平成15年(2003年)十勝沖地震

はじめに

 令和5年(2023年)は、平成15年(2003年)9月26日に発生した十勝沖地震から20年となります。 その節目の年を迎えるにあたり、地震とそれに伴い発生した津波の概要や被害、現在の津波警報や緊急地震速報などについてまとめました。この災害を今一度記憶にとどめ、改めて地震・津波への備えをご確認ください。

地震の概要と被害状況

 2003年9月26日04時50分に十勝沖を震源とするマグニチュード8.0の地震が発生しました。この地震により、釧路地方から十勝地方、日高地方にかけて、最大震度6弱を観測し、北海道を中心に負傷者849人、住宅の全壊116棟、半壊368棟、一部破損1,580棟、床下浸水9棟の被害がありました。
 また、北海道から東北地方の太平洋沿岸に津波が襲来し、検潮所で観測された津波の高さは255cm(北海道広尾町・十勝港で記録)に達し、現地調査の結果、高いところでは4mを超える高さまで津波が遡上していたことが分かりました。

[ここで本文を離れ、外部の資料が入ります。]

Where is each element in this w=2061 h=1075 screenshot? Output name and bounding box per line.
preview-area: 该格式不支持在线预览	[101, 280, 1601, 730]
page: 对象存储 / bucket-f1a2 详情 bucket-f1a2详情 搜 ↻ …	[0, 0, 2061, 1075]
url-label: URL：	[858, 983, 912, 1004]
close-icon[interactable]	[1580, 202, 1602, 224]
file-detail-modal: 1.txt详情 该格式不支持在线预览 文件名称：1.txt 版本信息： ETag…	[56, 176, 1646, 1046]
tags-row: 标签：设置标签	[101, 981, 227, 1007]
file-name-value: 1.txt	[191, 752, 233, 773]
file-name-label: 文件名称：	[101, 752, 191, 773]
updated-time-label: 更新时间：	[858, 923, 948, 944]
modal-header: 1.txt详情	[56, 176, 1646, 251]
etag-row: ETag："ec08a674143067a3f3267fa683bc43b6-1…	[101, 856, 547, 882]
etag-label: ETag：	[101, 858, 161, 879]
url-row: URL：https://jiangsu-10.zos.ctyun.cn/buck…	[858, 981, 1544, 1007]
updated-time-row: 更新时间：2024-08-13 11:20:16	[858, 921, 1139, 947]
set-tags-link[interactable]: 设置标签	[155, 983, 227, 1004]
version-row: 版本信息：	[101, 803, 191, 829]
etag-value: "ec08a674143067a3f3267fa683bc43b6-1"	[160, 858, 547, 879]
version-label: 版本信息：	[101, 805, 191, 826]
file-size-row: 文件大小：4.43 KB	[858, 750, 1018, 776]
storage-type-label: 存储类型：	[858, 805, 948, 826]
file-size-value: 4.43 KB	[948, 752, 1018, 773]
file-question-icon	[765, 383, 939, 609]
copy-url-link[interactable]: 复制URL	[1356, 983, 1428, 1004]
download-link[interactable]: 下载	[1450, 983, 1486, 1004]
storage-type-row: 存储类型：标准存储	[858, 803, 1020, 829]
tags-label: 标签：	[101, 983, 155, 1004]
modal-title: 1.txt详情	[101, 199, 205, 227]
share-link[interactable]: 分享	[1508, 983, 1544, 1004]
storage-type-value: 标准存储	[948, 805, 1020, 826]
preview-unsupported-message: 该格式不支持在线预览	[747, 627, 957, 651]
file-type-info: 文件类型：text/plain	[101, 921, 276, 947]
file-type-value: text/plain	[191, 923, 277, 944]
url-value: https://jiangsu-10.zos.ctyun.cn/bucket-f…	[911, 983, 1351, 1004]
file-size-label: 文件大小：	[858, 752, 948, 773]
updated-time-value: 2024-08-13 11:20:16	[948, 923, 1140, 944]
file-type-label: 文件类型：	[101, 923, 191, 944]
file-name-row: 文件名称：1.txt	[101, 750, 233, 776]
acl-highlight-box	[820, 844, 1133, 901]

十勝川では、津波が川を10km以上も遡る現象も発生しています。 この津波により、豊頃町の十勝川河口でサケ釣りをしていた釣り人の男性2名が津波にさらわれ1名が死亡、1名が行方不明となりました。
 このほかにも、長周期地震動により震源から約250km離れた苫小牧市の石油コンビナートで、スロッシング(石油タンク内の石油が揺動する現象)が発生し、浮き屋根が大きく揺動した結果、石油タンクの浮き屋根が沈没し、地震から2日後に静電気が原因で火災が発生しました。

地震・津波の概要

全国の震度分布

北海道の震度分布

津波警報等の発表状況

検潮所での津波の最大の高さ
※大津漁港、羅臼漁港は参考値

被害状況

本棚の倒壊 (旧帯広市図書館)

道路の損壊(本別町)

津波による被害(豊頃町大津漁港)

石油タンクの火災(苫小牧市)

液状化現象(根室市花咲港)

被害状況
人的被害 住居被害
死者 1名 全壊 116棟
行方不明者 1名 半壊 368棟
負傷者 849名 一部損壊 1,580棟
床下浸水 9棟

死者・行方不明者の数は、「北海道地域防災計画 資料編 災害発生記録」による
 その他の被害の数は、消防庁「平成15年(2003年)十勝沖地震(確定報)」による


長周期地震動について

 大きな地震で生じる、周期(揺れが1往復するのにかかる時間)が長い大きな揺れのことを長周期地震動といいます。 長周期地震動により、高層ビルは大きく長時間揺れ続けることがあります。 また、長周期地震動は遠くまで伝わりやすい性質があり、地震が発生した場所から数百kmはなれたところでも大きく長く揺れることがあります。 長周期地震動による大きな揺れにより、家具類が倒れたり・落ちたりする危険に加え、大きく移動したりする危険があります。

長周期地震動普及啓発用動画(YouTube)
(作成:札幌管区気象台・札幌市)


地震に関する知識・解説


地震から身を守るために

 気象庁では、「地震から身を守る」というサイトで、地震から身を守るための日ごろからの備えを呼びかけています。

津波に関する知識・解説


津波から身を守るために

 津波から身を守るには、大きな地震があったら1秒でも早く海から離れて高い場所に避難することが重要です。 「平成5年(1993年)北海道南西沖地震」では、強い揺れを感じると同時に津波警報を待たずに高台に逃げて助かった方もいらっしゃいます。
 津波警報を見聞きした場合や、津波警報が発表されていなくても強い揺れや長く続く揺れを感じた場合は、すぐに安全な場所へ避難しましょう。